Theoretical Foundations#

Basic Concepts#

Dependent and Independent Variables#

In logistic regression, the goal is to model the relationship between one or more independent variables (predictors) and a dependent variable (response) that is binary. The dependent variable, \(y\), takes on only two possible values, typically coded as 0 or 1. The independent variables, \(X\), can be continuous or categorical and are used to predict the probability of the dependent variable being 1.

Binary Outcomes#

Binary outcomes are those where there are only two possible states or classes. Examples include:

  • Disease presence (1) vs. absence (0)

  • Default on a loan (1) vs. no default (0)

  • Success (1) vs. failure (0)

Odds and Odds Ratios#

The odds represent the ratio of the probability of an event occurring to the probability of it not occurring. If \(p\) is the probability of an event occurring, then the odds are calculated as:

\[ \text{Odds} = \frac{p}{1 - p} \]

The odds ratio compares the odds of an event occurring in one group to the odds of it occurring in another group. It is a measure of association between an exposure and an outcome.

Mathematical Formulation#

Logistic Function#

The logistic function, also known as the sigmoid function, is used to model the probability of the binary outcome. It maps any real-valued number into the (0, 1) interval, making it suitable for representing probabilities. The logistic function is defined as:

\[ \sigma(z) = \frac{1}{1 + e^{-z}} \]

where \(z\) is a linear combination of the input features.

Logit Function#

The logit function is the natural logarithm of the odds. It is the inverse of the logistic function and is used to model the relationship between the predictors and the log-odds of the binary outcome. The logit function is defined as:

\[ \text{logit}(p) = \log\left(\frac{p}{1 - p}\right) \]

Hypothesis Function#

In logistic regression, the hypothesis function represents the probability that the dependent variable is 1 given the independent variables. The hypothesis function is defined as:

\[ h_\theta(x) = \sigma(\theta^T x) = \frac{1}{1 + e^{-\theta^T x}} \]

where:

  • \(h_\theta(x)\) is the predicted probability,

  • \(\theta\) is the vector of model parameters,

  • \(x\) is the vector of input features.
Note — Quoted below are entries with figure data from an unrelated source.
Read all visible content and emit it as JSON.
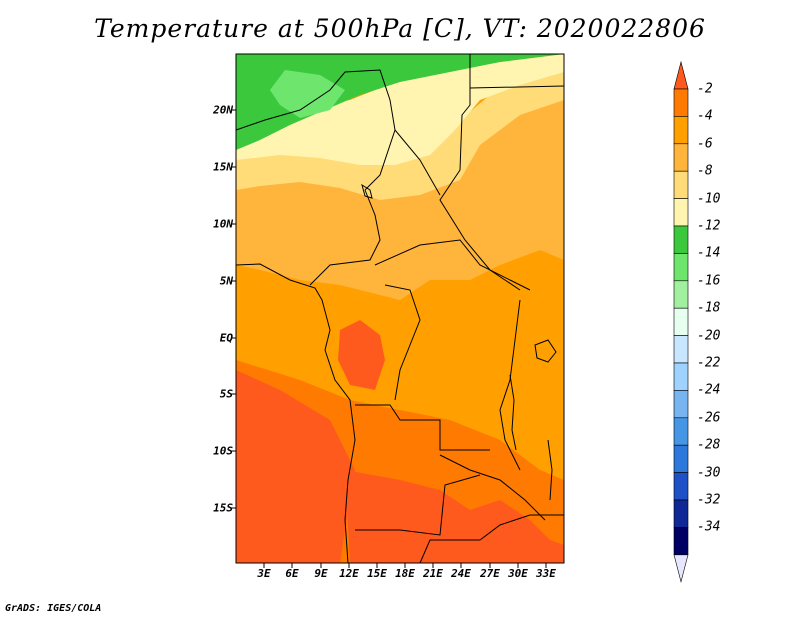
{
  "title": "Temperature at 500hPa [C], VT: 2020022806",
  "credit": "GrADS: IGES/COLA",
  "lat_labels": [
    "20N",
    "15N",
    "10N",
    "5N",
    "EQ",
    "5S",
    "10S",
    "15S"
  ],
  "lon_labels": [
    "3E",
    "6E",
    "9E",
    "12E",
    "15E",
    "18E",
    "21E",
    "24E",
    "27E",
    "30E",
    "33E"
  ],
  "colorbar": {
    "labels": [
      "-2",
      "-4",
      "-6",
      "-8",
      "-10",
      "-12",
      "-14",
      "-16",
      "-18",
      "-20",
      "-22",
      "-24",
      "-26",
      "-28",
      "-30",
      "-32",
      "-34"
    ],
    "colors": [
      "#ff5a1e",
      "#ff7a00",
      "#ffa000",
      "#ffb43c",
      "#ffdc78",
      "#fff5b0",
      "#3cc83c",
      "#6ee66e",
      "#a0f0a0",
      "#e6fff0",
      "#c8e6ff",
      "#a0d2ff",
      "#78b4f0",
      "#4696e6",
      "#2d78dc",
      "#1e50c8",
      "#0f2896",
      "#000064",
      "#e6e6ff"
    ]
  },
  "field_colors": {
    "c2": "#ff5a1e",
    "c4": "#ff7a00",
    "c6": "#ffa000",
    "c8": "#ffb43c",
    "c10": "#ffdc78",
    "c12": "#fff5b0",
    "c14": "#3cc83c",
    "c16": "#6ee66e"
  }
}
The goal of logistic regression is to find the optimal parameters \(\theta\) that best fit the data, typically using maximum likelihood estimation.

Summary#

The theoretical foundations of logistic regression involve understanding the relationship between dependent and independent variables, binary outcomes, and the mathematical formulation using the logistic and logit functions. By grasping these concepts, you can effectively apply logistic regression to classify binary outcomes and make informed predictions.